Lying in the south of Gozo is the agricultural village of Sannat. Here elderly women still sit outside their homes to practise their traditional pastime of lacemaking, producing fine shawls, tablecloths and mats as well as bordered handkerchiefs. This village also boasts some old as well as modern beautifully carved stone balconies, visible as one winds their way around its narrow streets. The cliffs of Ta’ Cenc lie at a short distance from the village core. Here one can find a site of true geographical and archaeological beauty, with the Imramma Temple and the three limestone dolmens standing on the precipice. The unspoilt environment of Hanzira valley, which leads to the pebbly beach of Mgarr ix-Xini, also forms part of Sannat. The latter bay, which contains a submerged ferryboat wreck on its seabed, is also an extremely popular diving spot.


Xaghra stands among the most historically rich villages of Gozo. The Neolithic temples of Ggantija, claimed to be the oldest freestanding archaeological structures, are found here. Lying on a plateau hilltop to the north east of the capital of Victoria, it offers views of Ramla Bay and Marsalforn among other picturesque locations such as the surrounding valleys. Among the other village attractions are the 18th century Ta’ Kola windmill and the Pomskizillious Museum of Toys, featuring an exhibition of antique collectible toys.

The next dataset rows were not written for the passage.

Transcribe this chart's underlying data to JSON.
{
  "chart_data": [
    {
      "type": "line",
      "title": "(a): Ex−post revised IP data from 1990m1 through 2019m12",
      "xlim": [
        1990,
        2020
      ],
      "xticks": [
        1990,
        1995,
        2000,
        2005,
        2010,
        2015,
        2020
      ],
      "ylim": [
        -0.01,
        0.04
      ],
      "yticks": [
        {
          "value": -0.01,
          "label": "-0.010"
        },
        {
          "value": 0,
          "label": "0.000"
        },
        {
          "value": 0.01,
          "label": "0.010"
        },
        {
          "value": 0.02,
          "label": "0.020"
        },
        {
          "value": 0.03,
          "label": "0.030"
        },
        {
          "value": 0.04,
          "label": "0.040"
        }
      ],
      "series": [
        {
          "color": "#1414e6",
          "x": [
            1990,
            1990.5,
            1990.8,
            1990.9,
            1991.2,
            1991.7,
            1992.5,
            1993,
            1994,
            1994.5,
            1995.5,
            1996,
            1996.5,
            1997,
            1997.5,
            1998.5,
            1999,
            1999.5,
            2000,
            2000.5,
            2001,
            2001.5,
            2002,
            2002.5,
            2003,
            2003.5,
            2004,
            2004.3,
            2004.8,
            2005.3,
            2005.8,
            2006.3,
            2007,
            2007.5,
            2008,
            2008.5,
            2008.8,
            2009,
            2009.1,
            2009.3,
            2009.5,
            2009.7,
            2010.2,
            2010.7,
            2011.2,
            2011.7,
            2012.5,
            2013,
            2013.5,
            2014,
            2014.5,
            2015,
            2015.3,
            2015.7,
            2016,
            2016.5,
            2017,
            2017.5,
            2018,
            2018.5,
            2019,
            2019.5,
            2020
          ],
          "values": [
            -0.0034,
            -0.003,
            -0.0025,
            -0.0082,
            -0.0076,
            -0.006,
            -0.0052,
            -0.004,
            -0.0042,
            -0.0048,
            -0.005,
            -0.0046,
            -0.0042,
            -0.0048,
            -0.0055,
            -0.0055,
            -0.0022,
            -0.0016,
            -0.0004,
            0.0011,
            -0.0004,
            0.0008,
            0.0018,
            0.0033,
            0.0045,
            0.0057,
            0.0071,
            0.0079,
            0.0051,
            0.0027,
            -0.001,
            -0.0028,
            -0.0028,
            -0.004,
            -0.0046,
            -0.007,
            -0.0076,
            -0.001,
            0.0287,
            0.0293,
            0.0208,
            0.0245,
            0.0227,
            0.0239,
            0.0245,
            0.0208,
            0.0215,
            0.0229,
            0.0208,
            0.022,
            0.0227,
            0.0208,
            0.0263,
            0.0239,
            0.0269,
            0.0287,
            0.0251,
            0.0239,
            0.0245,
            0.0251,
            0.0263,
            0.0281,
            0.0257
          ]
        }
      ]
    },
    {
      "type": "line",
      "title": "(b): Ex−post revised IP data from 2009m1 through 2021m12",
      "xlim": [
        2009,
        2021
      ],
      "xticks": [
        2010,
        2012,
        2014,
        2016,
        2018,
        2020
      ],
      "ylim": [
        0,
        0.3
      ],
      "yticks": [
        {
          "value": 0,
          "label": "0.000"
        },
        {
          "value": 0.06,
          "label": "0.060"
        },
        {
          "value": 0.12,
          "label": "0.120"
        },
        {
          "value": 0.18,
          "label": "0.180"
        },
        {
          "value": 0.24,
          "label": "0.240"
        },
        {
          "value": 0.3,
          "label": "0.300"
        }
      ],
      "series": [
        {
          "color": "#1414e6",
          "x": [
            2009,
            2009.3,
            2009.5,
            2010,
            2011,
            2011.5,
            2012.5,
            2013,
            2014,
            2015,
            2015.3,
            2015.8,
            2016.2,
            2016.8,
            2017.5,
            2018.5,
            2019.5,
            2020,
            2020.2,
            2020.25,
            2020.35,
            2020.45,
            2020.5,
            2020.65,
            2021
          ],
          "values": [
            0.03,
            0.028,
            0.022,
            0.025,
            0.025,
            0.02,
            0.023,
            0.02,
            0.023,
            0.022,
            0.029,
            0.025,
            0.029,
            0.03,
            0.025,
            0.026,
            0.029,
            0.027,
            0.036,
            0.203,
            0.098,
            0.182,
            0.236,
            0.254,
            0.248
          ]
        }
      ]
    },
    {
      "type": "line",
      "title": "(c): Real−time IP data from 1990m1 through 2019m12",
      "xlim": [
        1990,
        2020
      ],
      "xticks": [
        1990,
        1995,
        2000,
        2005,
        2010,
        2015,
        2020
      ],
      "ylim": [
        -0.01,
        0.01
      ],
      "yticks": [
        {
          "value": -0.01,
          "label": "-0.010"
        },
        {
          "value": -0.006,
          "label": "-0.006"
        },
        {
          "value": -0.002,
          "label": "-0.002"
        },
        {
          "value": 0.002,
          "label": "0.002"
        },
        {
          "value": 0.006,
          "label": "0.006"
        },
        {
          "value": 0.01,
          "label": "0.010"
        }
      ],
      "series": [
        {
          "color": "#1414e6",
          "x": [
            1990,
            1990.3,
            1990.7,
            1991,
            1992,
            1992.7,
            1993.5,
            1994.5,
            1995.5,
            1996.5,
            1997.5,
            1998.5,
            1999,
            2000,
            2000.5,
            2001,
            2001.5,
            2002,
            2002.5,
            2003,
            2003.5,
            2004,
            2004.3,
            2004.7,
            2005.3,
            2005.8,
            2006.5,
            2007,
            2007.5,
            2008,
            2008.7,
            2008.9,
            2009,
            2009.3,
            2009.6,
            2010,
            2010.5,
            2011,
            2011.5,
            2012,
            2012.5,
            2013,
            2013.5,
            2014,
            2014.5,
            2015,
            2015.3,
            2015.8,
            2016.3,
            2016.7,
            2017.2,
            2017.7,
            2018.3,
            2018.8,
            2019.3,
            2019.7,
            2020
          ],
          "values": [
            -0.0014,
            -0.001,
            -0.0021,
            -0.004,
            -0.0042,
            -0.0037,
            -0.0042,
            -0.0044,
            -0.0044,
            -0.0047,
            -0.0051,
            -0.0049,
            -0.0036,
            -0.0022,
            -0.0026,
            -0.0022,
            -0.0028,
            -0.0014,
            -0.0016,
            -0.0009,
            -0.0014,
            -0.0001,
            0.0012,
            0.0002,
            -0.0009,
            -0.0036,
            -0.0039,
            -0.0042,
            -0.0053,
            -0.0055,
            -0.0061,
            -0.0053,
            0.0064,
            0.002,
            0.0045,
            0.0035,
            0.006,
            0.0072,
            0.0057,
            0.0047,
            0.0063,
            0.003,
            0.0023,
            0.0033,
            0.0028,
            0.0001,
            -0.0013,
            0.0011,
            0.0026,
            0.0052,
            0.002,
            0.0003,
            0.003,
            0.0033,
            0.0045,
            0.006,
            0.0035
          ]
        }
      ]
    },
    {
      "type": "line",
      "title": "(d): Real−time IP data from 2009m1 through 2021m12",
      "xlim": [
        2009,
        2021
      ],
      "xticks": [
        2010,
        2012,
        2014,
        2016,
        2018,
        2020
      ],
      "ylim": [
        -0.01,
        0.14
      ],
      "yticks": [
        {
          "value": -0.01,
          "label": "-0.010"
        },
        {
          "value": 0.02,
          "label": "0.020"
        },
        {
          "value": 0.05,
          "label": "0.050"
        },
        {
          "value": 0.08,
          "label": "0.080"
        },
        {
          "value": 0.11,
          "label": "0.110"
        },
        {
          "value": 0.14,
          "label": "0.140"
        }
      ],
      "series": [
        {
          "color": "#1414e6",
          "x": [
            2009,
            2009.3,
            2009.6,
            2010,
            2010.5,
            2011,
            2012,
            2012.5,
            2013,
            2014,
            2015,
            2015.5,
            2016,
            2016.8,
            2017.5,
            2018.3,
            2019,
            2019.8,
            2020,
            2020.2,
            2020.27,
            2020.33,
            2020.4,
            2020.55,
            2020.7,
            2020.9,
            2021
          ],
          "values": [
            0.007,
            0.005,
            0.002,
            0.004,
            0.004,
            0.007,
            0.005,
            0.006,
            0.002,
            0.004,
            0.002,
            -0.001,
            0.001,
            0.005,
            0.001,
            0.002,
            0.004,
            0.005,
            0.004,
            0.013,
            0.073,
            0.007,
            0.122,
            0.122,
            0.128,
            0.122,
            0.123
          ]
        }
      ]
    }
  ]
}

The oldest Gozitan village of Xewkija lies between Mgarr Harbour and Victoria. Gozo’s strong Arab influence can be witnessed here thanks to the discovery of a 12th century inscription on a tombstone slab ascribed to a young girl called Majmuna, who had died and was buried in the area. The Majmuna Slab is permanently exhibited at the Museum of Archaeology in Victoria. Xewkija’s parish church is dedicated to St John the Baptist, and its dome – which permits an unrestricted panoramic view of Gozo – attracts visitors all year round. The fishing trade is still strong in Xewkija, with fishermen using traditional methods and constructing cane fish traps by hand. Among the strong points of this village are its beautiful landscapes adorned with old watch towers, with manifold possibilities of trekking and hiking routes, and the secluded inlet of Mgarr ix-Xini, which is accessed through Xewkija. The heliport is also situated at the village limits.


Zebbug is a small village situated close to Gharb and Marsalforn. It lies on a hilltop that majestically overlooks the coast to the north west of the island. Its place name literally translates as olives, a crop which used to grow profusely on the village slopes. Lace-making, among other traditions, is still very much alive here.